From: Ben Hutchings (ben.hutchings_at_[hidden])
Date: 2004-09-22 11:03:58
John Torjo <john.lists_at_[hidden]> wrote;
> Hi Peter,
> I think there is a bug in your Interlocked* implementation of
> In atomic_read you have:
> inline long atomic_read(long volatile const & value)
> return value;
> I don't believe this is thread-safe.
> In order to make sure you're receiving the latest value,
I don't believe that's actually important. What's important is that
shared memory accesses are not reordered.
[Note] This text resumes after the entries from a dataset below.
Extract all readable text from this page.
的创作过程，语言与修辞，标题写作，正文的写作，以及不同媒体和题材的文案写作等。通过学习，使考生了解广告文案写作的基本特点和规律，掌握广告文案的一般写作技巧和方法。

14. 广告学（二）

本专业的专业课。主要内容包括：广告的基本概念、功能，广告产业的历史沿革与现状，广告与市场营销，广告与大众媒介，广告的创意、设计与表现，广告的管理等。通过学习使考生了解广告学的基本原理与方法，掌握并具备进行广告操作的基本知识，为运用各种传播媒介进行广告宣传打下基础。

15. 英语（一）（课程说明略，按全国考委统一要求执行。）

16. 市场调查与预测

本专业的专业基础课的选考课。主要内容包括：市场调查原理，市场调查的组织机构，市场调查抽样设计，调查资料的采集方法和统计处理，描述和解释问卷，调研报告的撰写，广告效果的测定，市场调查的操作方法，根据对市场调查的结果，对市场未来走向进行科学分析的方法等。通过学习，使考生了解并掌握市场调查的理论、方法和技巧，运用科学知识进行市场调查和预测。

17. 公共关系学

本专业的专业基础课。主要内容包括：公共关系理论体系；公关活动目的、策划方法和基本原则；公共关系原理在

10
The "volatile" should prevent the compiler from reordering the read
with respect to other volatile access, but that leaves the question
of whether the processor may reorder the read with respect to other
shared memory access.
I think the answer is that it cannot change the order of an
atomic_read and an atomic update, assuming that the latter uses an
Interlocked* operations which includes a full memory barrier, but
unfortunately it would be able to change the order of two
(Unfortunately www.pdimov.com does not want to talk to me so I haven't
been able to read the rest of the code.)
> I assume you could do something like:
> inline long atomic_read(long volatile & value)
> const int IMPOSSIBLE_VALUE = -100;
> return InterlockedCompareExchange(&value, IMPOSSIBLE_VALUE,
> Am I missing something?
That looks reasonable, yet I feel that there should be a better way
to do this! Note that InterlockedCompareExchange is not available
in early Win32 implementations (NT 3.x and Win95).